There is perhaps no major indie musician in America who shuns the spotlight more zealously than Grouper, aka Oregon guitarist/vocalist Liz Harris. Walking silently on stage to her workstation and without saying a word, she performs in the dark, like British electronic music duo Autechre. The main difference between Grouper and Autechre, however, is that the former always comes with scintillating visuals that complement its music. On Tuesday night, Japanese artist Takashi Makino provided mostly abstract imagery that rhymed beautifully with Grouper’s minimalist, elemental background music. The show opened a portal to a natural universe that converted the Illsley Ball Nordstrom Recital Hall into an audio-visual womb steeped in subtle yet profound emotions.
Grouper’s set began with “Alien Observer,” whose tinkling, distant, forlorn vocals coalesced into a soundfield as desolate as anything Burial would sample. You could feel your spine tingling in slow motion. Almost every texture emanating from Grouper’s guitar, effects boxes, and vocals seemed designed to trigger ASMR; imagine a feather methodically brushing an eyelash. “I’m Clean Now” ventured into a blissful drowsiness, inducing a shimmering calm that we traumatized American citizens could really use; it was like sound therapy in plush auditorium seats as world-class cinematic art shimmered, fizzled, and dissolved on the big screen. (While chatting with Grouper’s sound manager after the show, I learned that it’s not uncommon for audiences to cry during his sets.)
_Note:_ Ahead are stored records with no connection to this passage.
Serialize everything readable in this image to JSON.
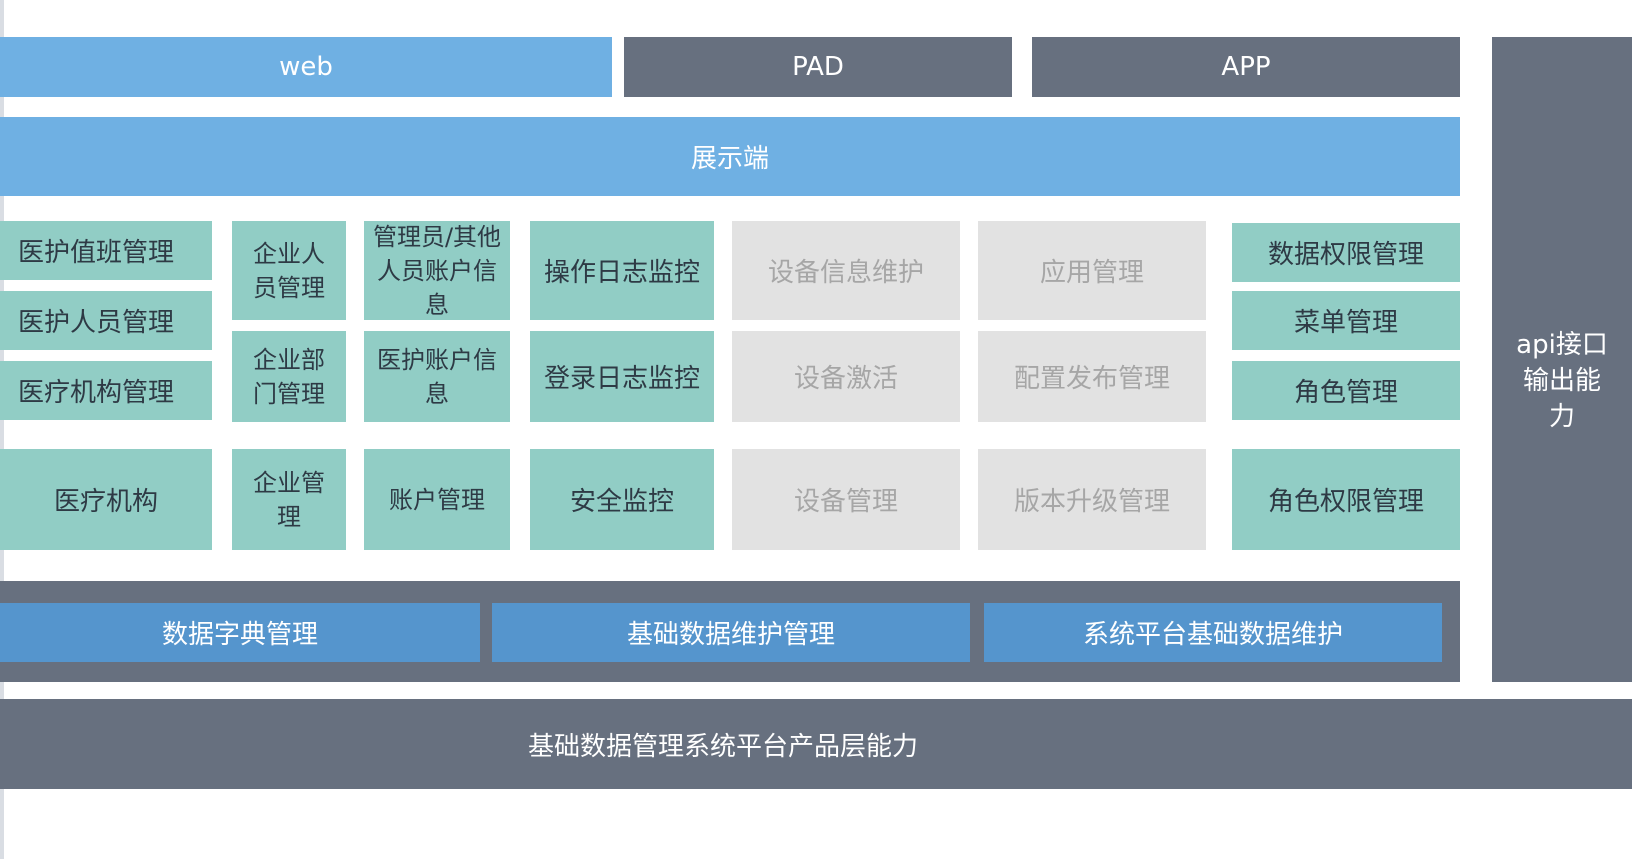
{
  "top": {
    "web": "web",
    "pad": "PAD",
    "app": "APP"
  },
  "display_layer": "展示端",
  "modules": {
    "c1": [
      "医护值班管理",
      "医护人员管理",
      "医疗机构管理",
      "医疗机构"
    ],
    "c2": [
      "企业人员管理",
      "企业部门管理",
      "企业管理"
    ],
    "c3": [
      "管理员/其他人员账户信息",
      "医护账户信息",
      "账户管理"
    ],
    "c4": [
      "操作日志监控",
      "登录日志监控",
      "安全监控"
    ],
    "c5": [
      "设备信息维护",
      "设备激活",
      "设备管理"
    ],
    "c6": [
      "应用管理",
      "配置发布管理",
      "版本升级管理"
    ],
    "c7": [
      "数据权限管理",
      "菜单管理",
      "角色管理",
      "角色权限管理"
    ]
  },
  "data_maintenance": [
    "数据字典管理",
    "基础数据维护管理",
    "系统平台基础数据维护"
  ],
  "api_output": "api接口输出能力",
  "platform_layer": "基础数据管理系统平台产品层能力",
  "colors": {
    "blue": "#6fb0e3",
    "slate": "#67707f",
    "teal": "#91cdc5",
    "gray": "#e2e2e2",
    "mid_blue": "#5595cd"
  }
}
One of the early highlights was “False Horizon,” which built to a shaky crescendo that evoked the most heavy-metal moment of the night…then morphed into a stark ballad of loneliness. deep (“Living Room”) that reminded me of the bumper sticker that Grouper’s label, Kranky Records, released in the 1990s: LET A FROWN BE YOUR UMBRELLA. In “Headache,” Harris’ über-diaphanous vocals were whipped into a froth by clusters of guitar turbulence, creating a resonant Strum und Klang.
Between each appropriate song, field recordings of birdsong, water flowing, thunder, rain, etc. on cassette tapes would serve as connective tissue, manifesting Harris’ deep connection to nature. These interstitial bits contributed to the sense of an ongoing healing ceremony, and they felt incredible as springboards from which Harris would summon angel-chorus drones and ballads comprised of vapor and ectoplasm.
The last minutes of the set after “Disordered Minds” from Grouper’s latest album, Shadow, consisted of an underground rumble, an uproar mostly at odds with the rest of the performance. Then Harris abruptly cut the sound, snapping us out of our reverie/trance states. She quietly said “Thank you” and left the stage quickly and unceremoniously, an anti-diva until the very end.
01 Alien Observer
02 I’m clean now [Paradise Valley, 2016]
03 False Horizon
04 Living room
05 Headaches [Paradise Valley]
07 Messy Minds
Opening for Grouper was Washington’s own Black Belt Eagle Scout (Indigenous musician Katherine Paul), who sounded like a die-hard headliner. Playing without his band for the date, Paul – who grew up on the Swinomish reservation in Skagit County – played an oddly angled bone-colored electric guitar and sat cross-legged near the front of the stage. She easily dragged you into her world of singer-songwriter faith-based introspection with songs about friendship, love, ancestry, the wonders of nature, and the goddesses of the sea.
The bulk of Paul’s seven-song set inhabited the tenderest, most vulnerable keys, crowned by beautiful guitar whispers. Wistful ballads with well-modulated coos dominated the performance, but the last two tracks entered stormier territory. The penultimate, “Sam, a Dream,” swelled into what passed for an anthem in this delicately discouraged set; it was his equivalent of Neil Young’s “Like a Hurricane”.